And the disagreeableness continues into an apparent professional spat with Linda (McKee) Maloney (the insistence on including the McKee EVERY TIME seems to be a pointed reference that she's somehow related to Christopher McKee, another naval historian, like that matters), the biographer of Isaac Hull. Maloney apparently disagreed with Long in various respects vis-a-vis Bainbridge and Hull. Because of the vagaries of interlibrary loan due dates, I'm in the middle of reading both Long's biography of Bainbridge at the same time as Maloney's biography of Hull. I don't know if I've ever seen a historian in a biography so consistently call out a fellow *male* biographer of a different person so pointedly, which gave it a "get off my lawn, woman" sort of vibe. (I don't really want to form an opinion about the biographer when I read a biography--that's not why I'm reading the bio--but this book made me think I wouldn't invite Long to a dinner party if he were still alive.)

There's quite a bit of "I'm not going to go into any detail about this here but see my chapter in X book and Y chapter in another book," and regarding a mutiny, he points out that most of his written material about the mutiny has been cut from the manuscript.

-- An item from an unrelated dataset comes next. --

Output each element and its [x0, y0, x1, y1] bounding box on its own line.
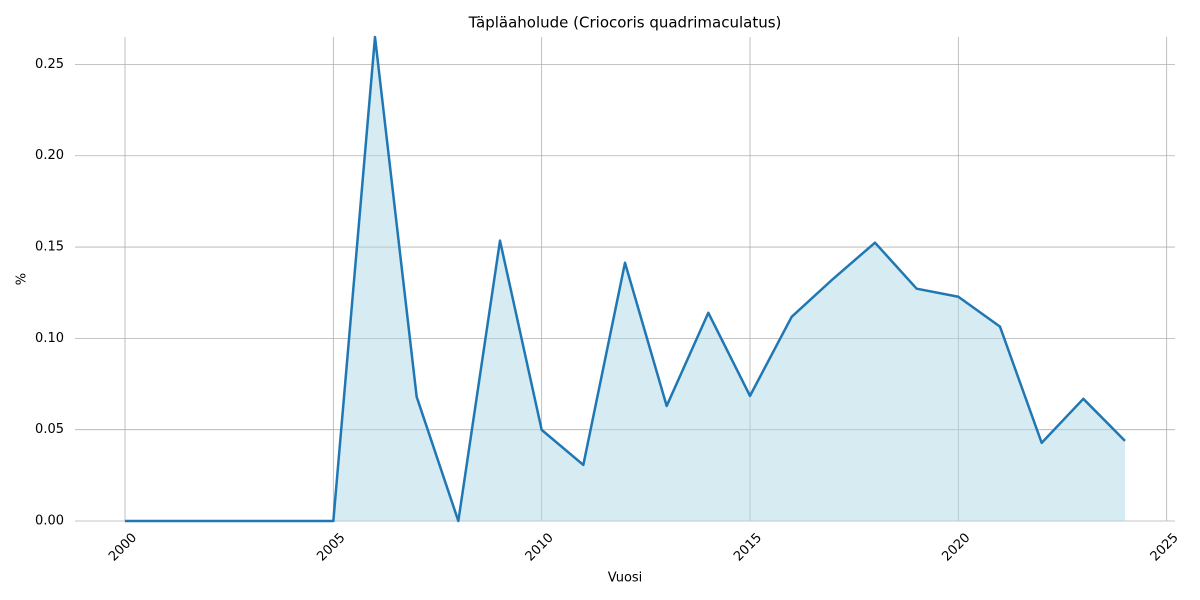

It's not only sloppy and lazy writing, but it left me thinking what the hell the editors were smoking when they let that slip past.

For all that: what was documented about Percival was well-documented, and Long had probably forgotten more about naval history when he wrote this than I'll ever know. I didn't learn much about the pre-1820 navy, but it's a good source for antebellum information. This is worth hunting down via ILL, but not even the sources and notes are worth the high price the book is commanding on the used market.